この記事が出た後、「お前さん、純正品を薦めていたじゃないか、立場ないね」的な意見がいくつか届いた。
ちなみに、hirax.netさんはこの後で以下のような記事も書いている。
・A-bike v.s. A-bicycle(8インチ空気タイヤ版)再び
(松浦注:きちんと純正品整備した。)すると、「純正A-bike」の剛性感が別モノと思えるほど、良くなっていた。フロントとリアを繋ぐ部分がフニャフニャなのは変わらないけれども、それ以外の剛性感がずいぶんと感覚が変わり、乗っている時の「不安感」が”かなり”改善されていた。自転車としては、まだ「(パッチモン)A- bicycle(8インチ空気タイヤ版)」の方が良かったが、、その安定感の違いは(ネジを締め直し、後輪のポジションを変える前の買ったそのまま状態よりは)かなり小さくなっていた。
(中略)
・・・結局、「純正A-bike」と「A-bicycle(8インチ空気タイヤ版)」の持ち主二人の意見は、”着実に改良をした”8インチ空気タイヤ版の「純正A-bike」が出たら、それが一番だよね、というところで一致した。
というわけで、問題は「かなりの部分が整備の問題であった」ということで解決しているのだが、以下少々補足を書いておくことにする。
私は、ここで比較対象になっている8インチ空気タイヤ版A-bicycleに実地で触れたことはない。

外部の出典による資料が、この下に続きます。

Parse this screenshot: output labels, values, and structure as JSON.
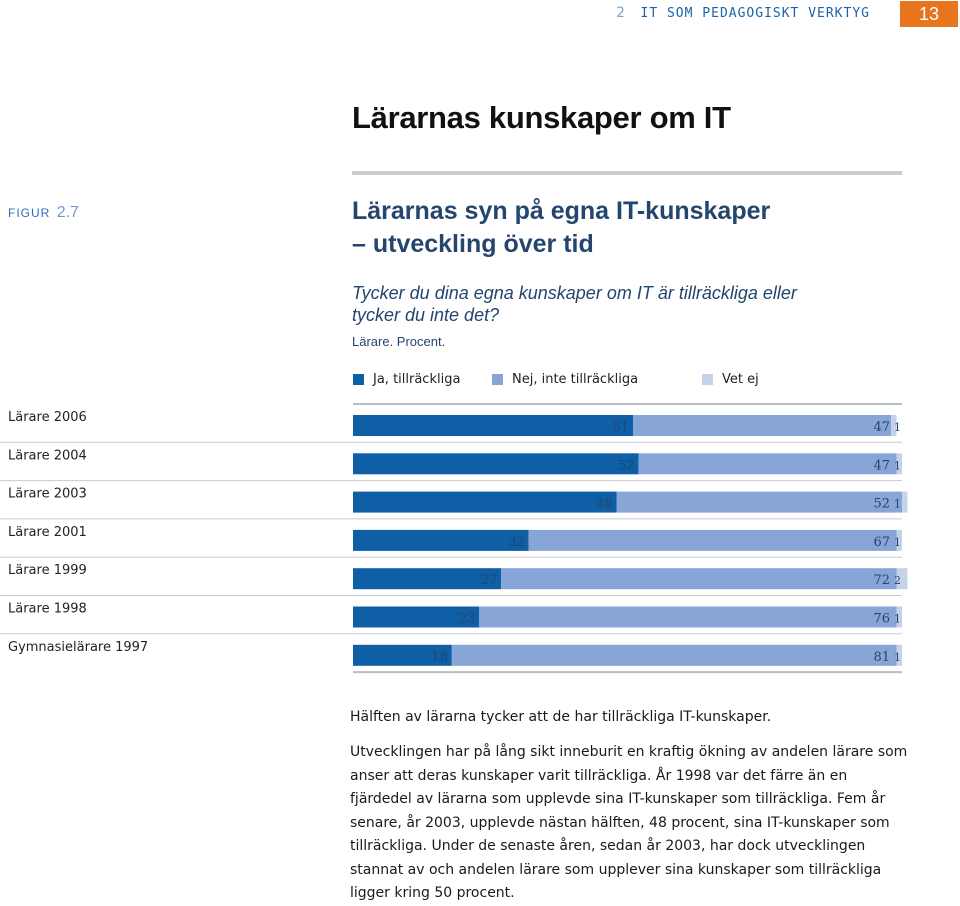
{
  "header": {
    "chapter_number": "2",
    "chapter_title": "IT SOM PEDAGOGISKT VERKTYG",
    "page_number": "13"
  },
  "section_title": "Lärarnas kunskaper om IT",
  "figure": {
    "label": "FIGUR",
    "number": "2.7",
    "title_line1": "Lärarnas syn på egna IT-kunskaper",
    "title_line2": "– utveckling över tid",
    "question": "Tycker du dina egna kunskaper om IT är tillräckliga eller tycker du inte det?",
    "note": "Lärare. Procent."
  },
  "chart_data": {
    "type": "bar",
    "orientation": "horizontal",
    "stacked": true,
    "categories": [
      "Lärare 2006",
      "Lärare 2004",
      "Lärare 2003",
      "Lärare 2001",
      "Lärare 1999",
      "Lärare 1998",
      "Gymnasielärare 1997"
    ],
    "series": [
      {
        "name": "Ja, tillräckliga",
        "color": "#0f5fa6",
        "values": [
          51,
          52,
          48,
          32,
          27,
          23,
          18
        ]
      },
      {
        "name": "Nej, inte tillräckliga",
        "color": "#87a5d6",
        "values": [
          47,
          47,
          52,
          67,
          72,
          76,
          81
        ]
      },
      {
        "name": "Vet ej",
        "color": "#c5d3ea",
        "values": [
          1,
          1,
          1,
          1,
          2,
          1,
          1
        ]
      }
    ],
    "xlim": [
      0,
      100
    ],
    "legend_position": "top",
    "grid": false,
    "value_labels": true
  },
  "text": {
    "lead": "Hälften av lärarna tycker att de har tillräckliga IT-kunskaper.",
    "body": "Utvecklingen har på lång sikt inneburit en kraftig ökning av andelen lärare som anser att deras kunskaper varit tillräckliga. År 1998 var det färre än en fjärdedel av lärarna som upplevde sina IT-kunskaper som tillräckliga. Fem år senare, år 2003, upplevde nästan hälften, 48 procent, sina IT-kunskaper som tillräckliga. Under de senaste åren, sedan år 2003, har dock utvecklingen stannat av och andelen lärare som upplever sina kunskaper som tillräckliga ligger kring 50 procent."
  }
}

もちろん乗ったことはない。それでも、ネットで調べると、何が起きているかは推測できる。
事態を理解する鍵は重量だ。
8インチのニセモノは非常に種類が多いので、hirax.netさんが入手した機種がどれなのかは分からないのだが、調べてみると公称重量5.7kgから8kgまでさまざまなようだ。
そこで推測なのだがhirax.netさんが入手した機種は、7.5kg〜8kgあるのではないだろうか。オリジナルのA-bikeは5.7kg。現行製品のA-bike Plusは6kg。重量差は、1.5〜2.3kg。

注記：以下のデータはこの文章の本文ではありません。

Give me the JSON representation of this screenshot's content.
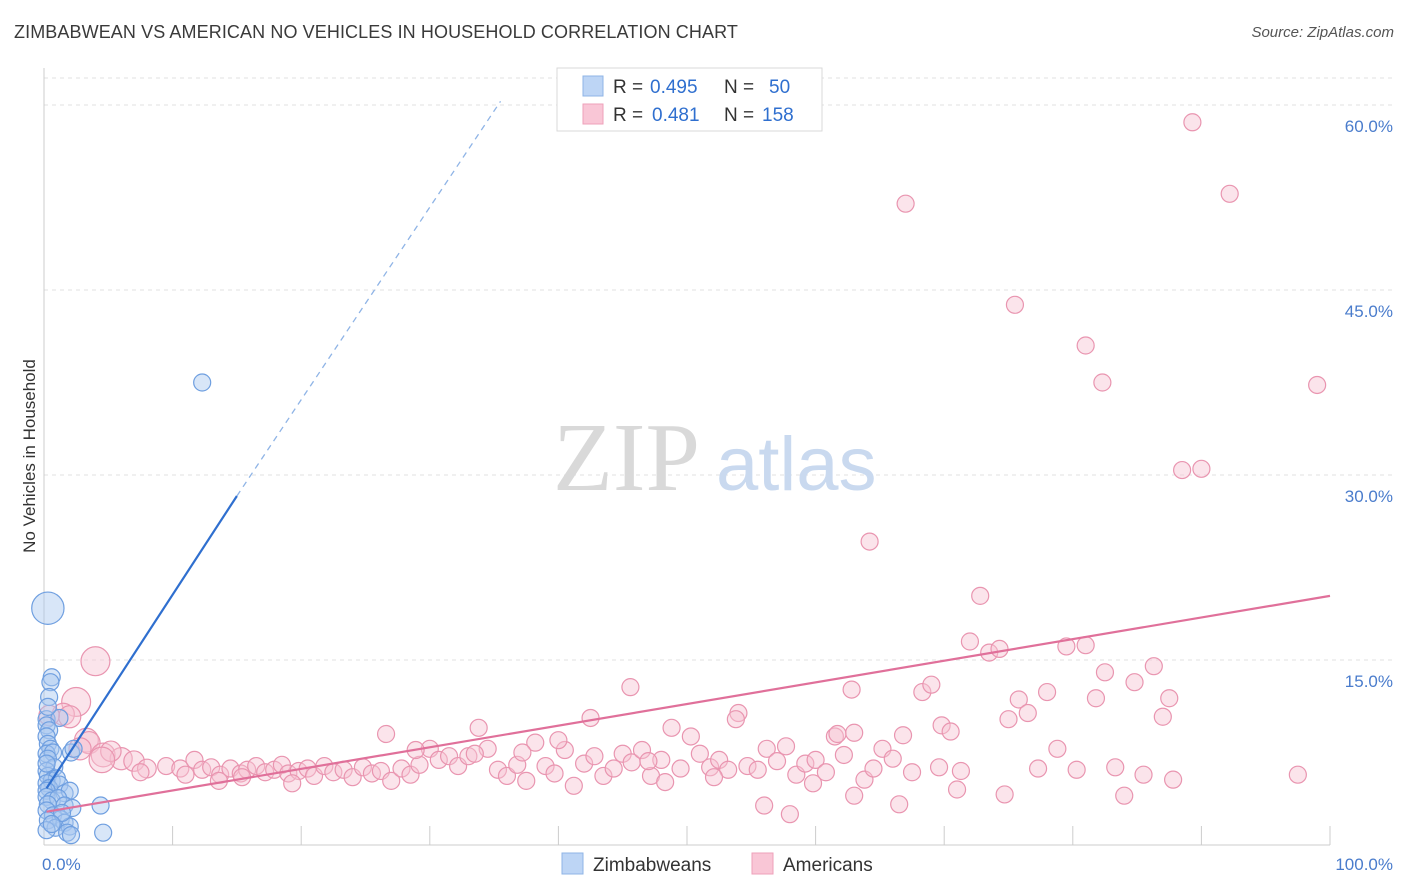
{
  "title": "ZIMBABWEAN VS AMERICAN NO VEHICLES IN HOUSEHOLD CORRELATION CHART",
  "source": "Source: ZipAtlas.com",
  "watermark": {
    "part1": "ZIP",
    "part2": "atlas"
  },
  "chart_data": {
    "type": "scatter",
    "title": "ZIMBABWEAN VS AMERICAN NO VEHICLES IN HOUSEHOLD CORRELATION CHART",
    "xlabel": "",
    "ylabel": "No Vehicles in Household",
    "xlim": [
      0,
      100
    ],
    "ylim": [
      0,
      63
    ],
    "x_tick_labels": [
      {
        "value": 0,
        "label": "0.0%"
      },
      {
        "value": 100,
        "label": "100.0%"
      }
    ],
    "y_ticks": [
      {
        "value": 15,
        "label": "15.0%"
      },
      {
        "value": 30,
        "label": "30.0%"
      },
      {
        "value": 45,
        "label": "45.0%"
      },
      {
        "value": 60,
        "label": "60.0%"
      }
    ],
    "grid": true,
    "legend_position": "top-center",
    "stats": [
      {
        "r_label": "R =",
        "r_value": "0.495",
        "n_label": "N =",
        "n_value": "50"
      },
      {
        "r_label": "R =",
        "r_value": "0.481",
        "n_label": "N =",
        "n_value": "158"
      }
    ],
    "series": [
      {
        "name": "Zimbabweans",
        "color": "#6f9fe0",
        "fill": "#a9c8f0",
        "line_color": "#2f6fcf",
        "trend": {
          "x0": 0.2,
          "y0": 4.6,
          "x1": 15.0,
          "y1": 28.3,
          "dash_to_x": 35.5,
          "dash_to_y": 60.3
        },
        "points": [
          [
            0.3,
            19.2,
            1.9
          ],
          [
            0.6,
            13.6,
            1
          ],
          [
            0.5,
            13.2,
            1
          ],
          [
            0.2,
            10.2,
            1
          ],
          [
            1.2,
            10.3,
            1
          ],
          [
            0.2,
            9.7,
            1
          ],
          [
            0.4,
            9.3,
            1
          ],
          [
            0.2,
            8.8,
            1
          ],
          [
            0.3,
            8.2,
            1
          ],
          [
            0.5,
            7.8,
            1
          ],
          [
            0.2,
            7.4,
            1
          ],
          [
            0.7,
            7.5,
            1
          ],
          [
            2.1,
            7.5,
            1
          ],
          [
            2.3,
            7.8,
            1
          ],
          [
            0.3,
            7.0,
            1
          ],
          [
            0.8,
            6.3,
            1
          ],
          [
            0.2,
            6.0,
            1
          ],
          [
            0.3,
            5.6,
            1
          ],
          [
            0.6,
            5.2,
            1
          ],
          [
            1.0,
            5.4,
            1
          ],
          [
            0.2,
            5.0,
            1
          ],
          [
            0.4,
            4.6,
            1
          ],
          [
            1.2,
            4.9,
            1
          ],
          [
            0.2,
            4.4,
            1
          ],
          [
            1.6,
            4.2,
            1
          ],
          [
            2.0,
            4.4,
            1
          ],
          [
            0.2,
            3.9,
            1
          ],
          [
            0.6,
            3.6,
            1
          ],
          [
            1.1,
            3.8,
            1
          ],
          [
            0.3,
            3.3,
            1
          ],
          [
            1.6,
            3.2,
            1
          ],
          [
            2.2,
            3.0,
            1
          ],
          [
            4.4,
            3.2,
            1
          ],
          [
            0.2,
            2.8,
            1
          ],
          [
            0.7,
            2.4,
            1
          ],
          [
            1.3,
            2.1,
            1
          ],
          [
            0.3,
            2.0,
            1
          ],
          [
            1.6,
            1.8,
            1
          ],
          [
            0.9,
            1.4,
            1
          ],
          [
            2.0,
            1.5,
            1
          ],
          [
            0.2,
            1.2,
            1
          ],
          [
            1.8,
            1.0,
            1
          ],
          [
            4.6,
            1.0,
            1
          ],
          [
            2.1,
            0.8,
            1
          ],
          [
            12.3,
            37.5,
            1
          ],
          [
            0.4,
            12.0,
            1
          ],
          [
            0.3,
            11.2,
            1
          ],
          [
            0.2,
            6.6,
            1
          ],
          [
            1.4,
            2.6,
            1
          ],
          [
            0.6,
            1.7,
            1
          ]
        ]
      },
      {
        "name": "Americans",
        "color": "#e995b0",
        "fill": "#f6c3d3",
        "line_color": "#e0709a",
        "trend": {
          "x0": 0.2,
          "y0": 2.7,
          "x1": 100,
          "y1": 20.2
        },
        "points": [
          [
            4.0,
            14.9,
            1.7
          ],
          [
            2.5,
            11.6,
            1.7
          ],
          [
            1.5,
            10.6,
            1.3
          ],
          [
            2.0,
            10.4,
            1.3
          ],
          [
            0.4,
            10.5,
            1.2
          ],
          [
            3.3,
            8.5,
            1.4
          ],
          [
            3.5,
            8.3,
            1.3
          ],
          [
            4.6,
            7.3,
            1.4
          ],
          [
            2.8,
            7.8,
            1.3
          ],
          [
            6.0,
            7.0,
            1.3
          ],
          [
            7.0,
            6.8,
            1.2
          ],
          [
            5.2,
            7.6,
            1.2
          ],
          [
            4.5,
            6.9,
            1.5
          ],
          [
            8.0,
            6.2,
            1.1
          ],
          [
            7.5,
            5.9,
            1.0
          ],
          [
            9.5,
            6.4,
            1
          ],
          [
            10.6,
            6.2,
            1
          ],
          [
            11.0,
            5.7,
            1
          ],
          [
            11.7,
            6.9,
            1
          ],
          [
            12.3,
            6.1,
            1
          ],
          [
            13.0,
            6.3,
            1
          ],
          [
            13.7,
            5.7,
            1
          ],
          [
            14.5,
            6.2,
            1
          ],
          [
            15.3,
            5.8,
            1
          ],
          [
            15.8,
            6.1,
            1
          ],
          [
            16.5,
            6.4,
            1
          ],
          [
            17.2,
            5.9,
            1
          ],
          [
            17.9,
            6.1,
            1
          ],
          [
            18.5,
            6.5,
            1
          ],
          [
            19.0,
            5.8,
            1
          ],
          [
            19.8,
            6.0,
            1
          ],
          [
            20.5,
            6.2,
            1
          ],
          [
            21.0,
            5.6,
            1
          ],
          [
            21.8,
            6.4,
            1
          ],
          [
            22.5,
            5.9,
            1
          ],
          [
            23.3,
            6.1,
            1
          ],
          [
            24.0,
            5.5,
            1
          ],
          [
            24.8,
            6.3,
            1
          ],
          [
            25.5,
            5.8,
            1
          ],
          [
            26.2,
            6.0,
            1
          ],
          [
            27.0,
            5.2,
            1
          ],
          [
            27.8,
            6.2,
            1
          ],
          [
            28.5,
            5.7,
            1
          ],
          [
            29.2,
            6.5,
            1
          ],
          [
            30.0,
            7.8,
            1
          ],
          [
            30.7,
            6.9,
            1
          ],
          [
            31.5,
            7.2,
            1
          ],
          [
            32.2,
            6.4,
            1
          ],
          [
            33.0,
            7.2,
            1
          ],
          [
            33.8,
            9.5,
            1
          ],
          [
            34.5,
            7.8,
            1
          ],
          [
            35.3,
            6.1,
            1
          ],
          [
            36.0,
            5.6,
            1
          ],
          [
            36.8,
            6.5,
            1
          ],
          [
            37.5,
            5.2,
            1
          ],
          [
            38.2,
            8.3,
            1
          ],
          [
            39.0,
            6.4,
            1
          ],
          [
            39.7,
            5.8,
            1
          ],
          [
            40.5,
            7.7,
            1
          ],
          [
            41.2,
            4.8,
            1
          ],
          [
            42.0,
            6.6,
            1
          ],
          [
            42.8,
            7.2,
            1
          ],
          [
            43.5,
            5.6,
            1
          ],
          [
            44.3,
            6.2,
            1
          ],
          [
            45.0,
            7.4,
            1
          ],
          [
            45.7,
            6.7,
            1
          ],
          [
            46.5,
            7.7,
            1
          ],
          [
            47.2,
            5.6,
            1
          ],
          [
            48.0,
            6.9,
            1
          ],
          [
            48.8,
            9.5,
            1
          ],
          [
            49.5,
            6.2,
            1
          ],
          [
            50.3,
            8.8,
            1
          ],
          [
            51.0,
            7.4,
            1
          ],
          [
            51.8,
            6.3,
            1
          ],
          [
            52.5,
            6.9,
            1
          ],
          [
            53.2,
            6.1,
            1
          ],
          [
            54.0,
            10.7,
            1
          ],
          [
            54.7,
            6.4,
            1
          ],
          [
            55.5,
            6.1,
            1
          ],
          [
            56.2,
            7.8,
            1
          ],
          [
            57.0,
            6.8,
            1
          ],
          [
            57.7,
            8.0,
            1
          ],
          [
            58.5,
            5.7,
            1
          ],
          [
            59.2,
            6.6,
            1
          ],
          [
            60.0,
            6.9,
            1
          ],
          [
            60.8,
            5.9,
            1
          ],
          [
            61.5,
            8.8,
            1
          ],
          [
            62.2,
            7.3,
            1
          ],
          [
            63.0,
            9.1,
            1
          ],
          [
            63.8,
            5.3,
            1
          ],
          [
            64.5,
            6.2,
            1
          ],
          [
            65.2,
            7.8,
            1
          ],
          [
            66.0,
            7.0,
            1
          ],
          [
            66.8,
            8.9,
            1
          ],
          [
            67.5,
            5.9,
            1
          ],
          [
            68.3,
            12.4,
            1
          ],
          [
            69.0,
            13.0,
            1
          ],
          [
            69.8,
            9.7,
            1
          ],
          [
            70.5,
            9.2,
            1
          ],
          [
            71.3,
            6.0,
            1
          ],
          [
            72.0,
            16.5,
            1
          ],
          [
            72.8,
            20.2,
            1
          ],
          [
            73.5,
            15.6,
            1
          ],
          [
            74.3,
            15.9,
            1
          ],
          [
            75.0,
            10.2,
            1
          ],
          [
            75.8,
            11.8,
            1
          ],
          [
            76.5,
            10.7,
            1
          ],
          [
            77.3,
            6.2,
            1
          ],
          [
            78.0,
            12.4,
            1
          ],
          [
            78.8,
            7.8,
            1
          ],
          [
            79.5,
            16.1,
            1
          ],
          [
            80.3,
            6.1,
            1
          ],
          [
            81.0,
            16.2,
            1
          ],
          [
            81.8,
            11.9,
            1
          ],
          [
            82.5,
            14.0,
            1
          ],
          [
            83.3,
            6.3,
            1
          ],
          [
            84.0,
            4.0,
            1
          ],
          [
            84.8,
            13.2,
            1
          ],
          [
            85.5,
            5.7,
            1
          ],
          [
            86.3,
            14.5,
            1
          ],
          [
            87.0,
            10.4,
            1
          ],
          [
            87.8,
            5.3,
            1
          ],
          [
            88.5,
            30.4,
            1
          ],
          [
            89.3,
            58.6,
            1
          ],
          [
            90.0,
            30.5,
            1
          ],
          [
            67.0,
            52.0,
            1
          ],
          [
            75.5,
            43.8,
            1
          ],
          [
            81.0,
            40.5,
            1
          ],
          [
            82.3,
            37.5,
            1
          ],
          [
            92.2,
            52.8,
            1
          ],
          [
            99.0,
            37.3,
            1
          ],
          [
            64.2,
            24.6,
            1
          ],
          [
            87.5,
            11.9,
            1
          ],
          [
            97.5,
            5.7,
            1
          ],
          [
            61.7,
            9.0,
            1
          ],
          [
            58.0,
            2.5,
            1
          ],
          [
            45.6,
            12.8,
            1
          ],
          [
            42.5,
            10.3,
            1
          ],
          [
            56.0,
            3.2,
            1
          ],
          [
            63.0,
            4.0,
            1
          ],
          [
            66.5,
            3.3,
            1
          ],
          [
            71.0,
            4.5,
            1
          ],
          [
            52.1,
            5.5,
            1
          ],
          [
            48.3,
            5.1,
            1
          ],
          [
            37.2,
            7.5,
            1
          ],
          [
            26.6,
            9.0,
            1
          ],
          [
            19.3,
            5.0,
            1
          ],
          [
            15.4,
            5.5,
            1
          ],
          [
            13.6,
            5.2,
            1
          ],
          [
            28.9,
            7.7,
            1
          ],
          [
            33.5,
            7.4,
            1
          ],
          [
            40.0,
            8.5,
            1
          ],
          [
            47.0,
            6.8,
            1
          ],
          [
            53.8,
            10.2,
            1
          ],
          [
            59.8,
            5.0,
            1
          ],
          [
            62.8,
            12.6,
            1
          ],
          [
            69.6,
            6.3,
            1
          ],
          [
            74.7,
            4.1,
            1
          ]
        ]
      }
    ]
  }
}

もともと6kgの製品に、プラス1.5〜2.3kgの重量増加を認めるならば、相当がっちりしたものにすることができる。「8インチのバチモンのほうが「剛性」「直進性」が良い」という印象は、かなりの部分、重量増加を認めた設計に依存しているのではないだろうか。
ここから先は、かなりの部分を購買者の価値基準次第ということになる。プラス1.5〜2.3kgの重量増加を認めて、価格も安い(1万円以下とのこと)、しかも走行性能も決して悪くないニセモノを選ぶか、それとも1.5〜2.3kgも軽いが5万円超の本物を選ぶか。
私ならば、たとえ5万円でも純正品を選ぶ。7.5kを持ち歩くのと5.7kgを持ち歩くのでは、体感的に大きな差があると考えているからだ。現行品でも6kgという重量は他の製品では得られない大きな利点だ。
自転車の軽量化は容易なことではない。よく「1gの軽量化に100円かかる」などといわれる。1kg軽くしたければ10万円というわけだ。実際、8kgを切った自転車を部品の交換で軽量化を目指すとそれぐらいはかかる。
しかも軽量化は耐久性とのトレードオフとなる。A-bikeは試作品が5.5kg、最初の製品版が5.7kg。次期製品が6.0kgと重くなってきた。5.5kgを目指したが、製品としては無理があって5.7kgになり、さらには売れるにつれて、最初の想定とは異なる使い方をされることも増えたため、6.0kgまでの重量増加を認めて構造を強化することになったのだろう。軽量化は本当に難しい。
A-bikeは軽さを活かして持ち歩くというコンセプトの製品だ。問題は、それだけの軽さと、軽さが代償として要求するコストが、自分の価値観に見合うかということだ。私は見合うと思っている。
もちろん「8kgであっても走行性能が良くてずっと安ければそれでいい」という考え方もありだ。プラス2kgもあれば、危険なほど壊れやすいということはないだろうし。
ところで、A-bikeにはもう設計的に詰めていく余地はないのだろうか?
例えば日本の自動車メーカーが、A-bikeのような自転車を、自動車に常備するオプションとして販売しないだろうか。日本の自動車メーカーの設計・製造能力をもってすれば、A-bikeを超えるA-bikeを作ることができるのではないかという気もするのだが。